Latest update January 12th, 2025 3:54 AM
Jun 20, 2008 Features / Columnists, Freddie Kissoon
Acting Chief Justice, Ian Chang, has written his name on the breakfast table on every home in this land. Justice Chang has written his name on the pages of legal history. But in terms of the essence of natural law, Mr. Chang is the Cicero of Guyana. For the first time (maybe in the British West Indies) a judge has granted a murder accused bail.
If there is any good thing to have happened in this country in recent memory, it is this legal iconoclastic judgement of the Acting Chief Justice.
If anything has failed in this country, it is the legal system. Guyana’s political structure has seen periodic interventions by CARICOM to save it from collapse. It is doubtful that CARICOM and the American Government would remain inactive in the face of imminent disintegration of Guyanese society.

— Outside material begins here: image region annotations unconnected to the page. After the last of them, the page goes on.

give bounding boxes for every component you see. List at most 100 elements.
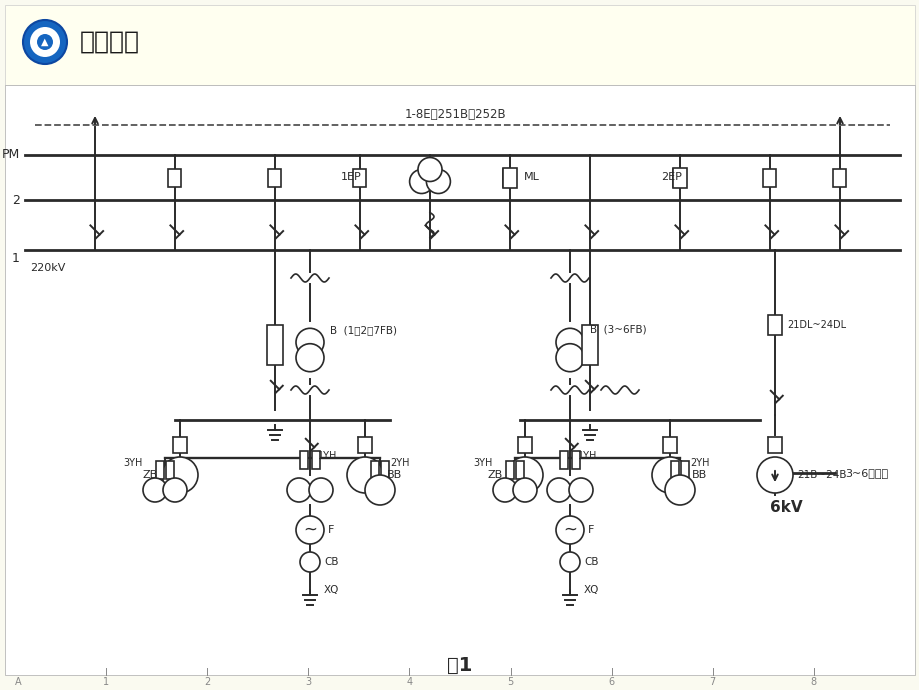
Text: 1YH: 1YH xyxy=(318,451,337,461)
Text: 1: 1 xyxy=(12,251,20,264)
Circle shape xyxy=(409,170,433,193)
Circle shape xyxy=(309,478,333,502)
Circle shape xyxy=(417,157,441,181)
Bar xyxy=(833,168,845,186)
Text: XQ: XQ xyxy=(323,585,339,595)
Circle shape xyxy=(493,478,516,502)
Text: 5: 5 xyxy=(507,677,513,687)
Circle shape xyxy=(555,328,584,356)
Bar xyxy=(505,461,514,479)
Text: F: F xyxy=(587,525,594,535)
Circle shape xyxy=(555,516,584,544)
Text: 2EP: 2EP xyxy=(661,172,681,182)
Text: B  (3~6FB): B (3~6FB) xyxy=(589,325,646,335)
Text: 长江电力: 长江电力 xyxy=(80,30,140,54)
Text: 6: 6 xyxy=(608,677,614,687)
Bar xyxy=(560,451,567,469)
Text: 图1: 图1 xyxy=(447,656,472,675)
Text: 3YH: 3YH xyxy=(473,458,493,468)
Bar xyxy=(165,461,174,479)
Circle shape xyxy=(37,34,53,50)
Text: ZB: ZB xyxy=(487,470,503,480)
Circle shape xyxy=(365,475,394,505)
Bar xyxy=(767,315,781,335)
Text: 2: 2 xyxy=(204,677,210,687)
Bar xyxy=(5,85,914,675)
Text: BB: BB xyxy=(387,470,402,480)
Text: 21B~24B: 21B~24B xyxy=(796,470,845,480)
Circle shape xyxy=(652,457,687,493)
Bar xyxy=(503,168,516,186)
Text: 2YH: 2YH xyxy=(390,458,409,468)
Circle shape xyxy=(162,457,198,493)
Circle shape xyxy=(346,457,382,493)
Bar xyxy=(168,168,181,186)
Circle shape xyxy=(296,344,323,372)
Text: 3YH: 3YH xyxy=(123,458,142,468)
Text: CB: CB xyxy=(323,557,338,567)
Bar xyxy=(353,168,366,186)
Text: 8: 8 xyxy=(810,677,816,687)
Bar xyxy=(423,168,436,186)
Bar xyxy=(380,461,389,479)
Circle shape xyxy=(425,170,450,193)
Text: 6kV: 6kV xyxy=(769,500,801,515)
Text: F: F xyxy=(328,525,334,535)
Bar xyxy=(673,168,686,188)
Bar xyxy=(173,437,187,453)
Text: 1EP: 1EP xyxy=(341,172,361,182)
Bar xyxy=(572,451,579,469)
Text: 4: 4 xyxy=(406,677,412,687)
Text: XQ: XQ xyxy=(584,585,598,595)
Text: ▲: ▲ xyxy=(41,37,49,47)
Circle shape xyxy=(568,478,593,502)
Circle shape xyxy=(23,20,67,64)
Bar xyxy=(503,168,516,188)
Circle shape xyxy=(287,478,311,502)
Bar xyxy=(680,461,688,479)
Circle shape xyxy=(506,457,542,493)
Text: 1-8E，251B，252B: 1-8E，251B，252B xyxy=(403,108,505,121)
Circle shape xyxy=(296,516,323,544)
Bar xyxy=(582,325,597,365)
Bar xyxy=(670,461,678,479)
Bar xyxy=(268,168,281,186)
Circle shape xyxy=(560,552,579,572)
Text: 3: 3 xyxy=(305,677,311,687)
Circle shape xyxy=(555,344,584,372)
Circle shape xyxy=(296,328,323,356)
Circle shape xyxy=(142,478,167,502)
Bar xyxy=(156,461,164,479)
Circle shape xyxy=(664,475,694,505)
Circle shape xyxy=(513,478,537,502)
Text: BB: BB xyxy=(691,470,707,480)
Text: 2YH: 2YH xyxy=(689,458,709,468)
Circle shape xyxy=(547,478,571,502)
Text: PM: PM xyxy=(2,148,20,161)
Bar xyxy=(300,451,308,469)
Bar xyxy=(312,451,320,469)
Text: CB: CB xyxy=(584,557,598,567)
Bar xyxy=(763,168,776,186)
Text: 220kV: 220kV xyxy=(30,263,65,273)
Text: A: A xyxy=(15,677,21,687)
Text: 7: 7 xyxy=(709,677,715,687)
Bar xyxy=(267,325,283,365)
Circle shape xyxy=(30,27,60,57)
Text: ~: ~ xyxy=(302,521,317,539)
Bar xyxy=(663,437,676,453)
Bar xyxy=(357,437,371,453)
Text: 1: 1 xyxy=(103,677,109,687)
Text: 21DL~24DL: 21DL~24DL xyxy=(786,320,845,330)
Circle shape xyxy=(300,552,320,572)
Circle shape xyxy=(163,478,187,502)
Text: ML: ML xyxy=(524,172,539,182)
Text: B  (1、2、7FB): B (1、2、7FB) xyxy=(330,325,397,335)
Bar xyxy=(370,461,379,479)
Bar xyxy=(673,168,686,186)
Text: ZB: ZB xyxy=(142,470,158,480)
Text: ~: ~ xyxy=(562,521,576,539)
Text: 2: 2 xyxy=(12,193,20,206)
Bar xyxy=(517,437,531,453)
Text: 1YH: 1YH xyxy=(577,451,596,461)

But which sector of Caribbean society is willing to intervene in Guyanese sovereign affair to preserve its falling judicial structure? The judicial system in this country defies logic and rationality.

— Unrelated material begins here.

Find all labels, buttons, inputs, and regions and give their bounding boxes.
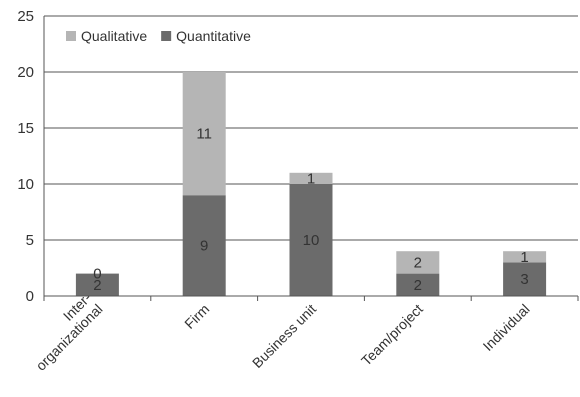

How can any country achieve civilized living if its legal system has no solid foundation?
One is not referring here to any particular judge or magistrate.
This criticism here comes within a holistic framework. The granting of bail by Justice Change should galvanize all sectors in this society to focus on the far-reaching changes that the judicial system in Guyana must undergo as a matter of national emergency.

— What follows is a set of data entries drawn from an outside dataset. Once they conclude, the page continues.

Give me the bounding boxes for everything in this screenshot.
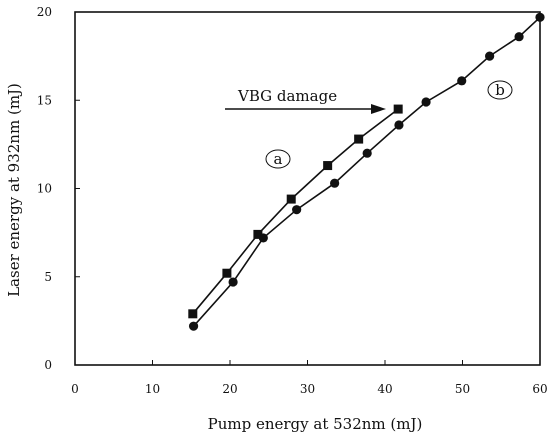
series-layer bbox=[188, 12, 545, 331]
series-1-point bbox=[253, 229, 263, 239]
x-axis-ticks: 0 10 20 30 40 50 60 bbox=[71, 360, 548, 396]
series-2-line bbox=[193, 16, 541, 327]
series-2-point bbox=[485, 51, 495, 61]
annotation-b: b bbox=[487, 80, 513, 100]
series-2-point bbox=[514, 32, 524, 42]
annotation-damage-arrowhead bbox=[371, 104, 386, 114]
x-tick-label: 60 bbox=[532, 382, 547, 396]
y-tick-label: 0 bbox=[44, 358, 52, 372]
series-2-point bbox=[188, 321, 199, 331]
annotation-b-label: b bbox=[495, 81, 505, 99]
x-tick-label: 30 bbox=[300, 382, 315, 396]
x-tick-label: 10 bbox=[145, 382, 160, 396]
annotation-damage: VBG damage bbox=[225, 87, 386, 114]
series-2-point bbox=[362, 148, 372, 158]
series-2-point bbox=[457, 76, 467, 86]
annotation-damage-text: VBG damage bbox=[237, 87, 337, 105]
series-2-point bbox=[330, 178, 340, 188]
annotation-b-circle bbox=[487, 80, 513, 100]
series-1-point bbox=[286, 194, 296, 204]
annotation-a-label: a bbox=[274, 150, 283, 168]
annotation-a-circle bbox=[265, 149, 291, 169]
y-tick-label: 15 bbox=[37, 93, 52, 107]
y-tick-label: 20 bbox=[37, 5, 52, 19]
y-tick-label: 5 bbox=[44, 270, 52, 284]
x-axis-label: Pump energy at 532nm (mJ) bbox=[208, 415, 423, 433]
x-tick-label: 40 bbox=[377, 382, 392, 396]
series-1-point bbox=[222, 268, 232, 278]
series-1-point bbox=[323, 161, 333, 171]
series-1-point bbox=[354, 134, 364, 144]
series-2-point bbox=[421, 97, 431, 107]
series-2-point bbox=[394, 120, 404, 130]
x-tick-label: 0 bbox=[71, 382, 79, 396]
y-tick-label: 10 bbox=[37, 182, 52, 196]
y-axis-ticks: 0 5 10 15 20 bbox=[37, 5, 80, 372]
series-1-point bbox=[393, 104, 403, 114]
series-2-point bbox=[258, 233, 268, 243]
series-1-point bbox=[188, 309, 198, 319]
series-2-point bbox=[228, 277, 238, 287]
series-2-point bbox=[535, 12, 545, 22]
plot-frame bbox=[74, 11, 541, 366]
annotation-a: a bbox=[265, 149, 291, 169]
x-tick-label: 20 bbox=[222, 382, 237, 396]
series-2-point bbox=[292, 205, 302, 215]
y-axis-label: Laser energy at 932nm (mJ) bbox=[5, 83, 23, 297]
x-tick-label: 50 bbox=[455, 382, 470, 396]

One form of morbidity that undermines democracy in Guyana is the length of time it takes for justice to be dispensed.
Decent human beings have grown old and have died without having their rights recognized by the courts. People’s lives have been destroyed either because they went to jail wrongfully, were wronged by their employer or sought legal redress for sins committed against them but never saw their cases come to light.
This is a crime against justice and fair play. I know of public servants in the PNC’s reign and under the present regime that were dismissed without just cause, sued but never got their day in court. Either they migrated years after or they died while waiting for the plea to be heard.
It is a mockery of justice in every conceivable sense of the word for a person to be deprived of an income because of illegal firing yet is never allowed to be compensated by the courts because of the delay sickness that characterizes our judicial process.
How can any government or judiciary in a country demand respect from citizens when these citizens know that the fulcrum on which freedom in society rests is non-functioning? That fulcrum is the dispensation of justice.
There are land disputes, landlord/tenant cases, wrongful dismissal suits, and hundreds of similar civil contentions that are yet to be determined by the High Court of Judicature more than a decade after papers were filed.
A large number of criminal matters are still awaiting action in the Appellate Court years after the court documents were sent over to Kingston. I know how it feels. In 1990, I was banned from using the Colgrain Swimming Pool even though I was a legitimate member. I was ostracized because I intervened on behalf of the pool attendant.
I sued and received my court notice to attend the hearing sixteen years after, that was in 2006. Time has passed. The pool attendant vanished. The defendant is now in his seventies and I have moved on with my life becoming preoccupied with parenthood, and am no longer interested in that form of justice.
Against this horrible background of permanent delays, bail should be a right that every accused is entitled to. The magistracy in this country is an embarrassment to Caribbean jurisprudence. In Guyana bail is being used as a punishment.
The natural reflex of most magistrates is to refuse bail. An accused is then found guilty before his/her trial has started. This terrible travesty has a farcical dimension to it. When bail is granted, the sum is terribly excessive.
They say charity begins at home. The Guyana Bar Association was in order to respond to Minister Rohee’s denunciation of the granting of bail to a murder accused.
It was downright insulting to the judiciary. But the Bar Association should discontinue its obnoxious practice of legal incestuousness and speak out against incompetent magistrates who deny people justice by denying them bail.
The denial of bail becomes a nightmare when one takes into consideration what Dorian Massey wrote about the Brickdam Lock-ups in this newspaper (April 4, 08). His description would nauseate any decent mind.
Why hasn’t the GHRA written to the UN about the conditions at the Brickdam remand?
Massey deems it as a “violation of all human rights.” Where is the voice of the Bar Association when their legal colleagues, who are now magistrates, send persons not yet convicted of any crime to that hell-house?
Freedom will only come to this land when the law begins to function.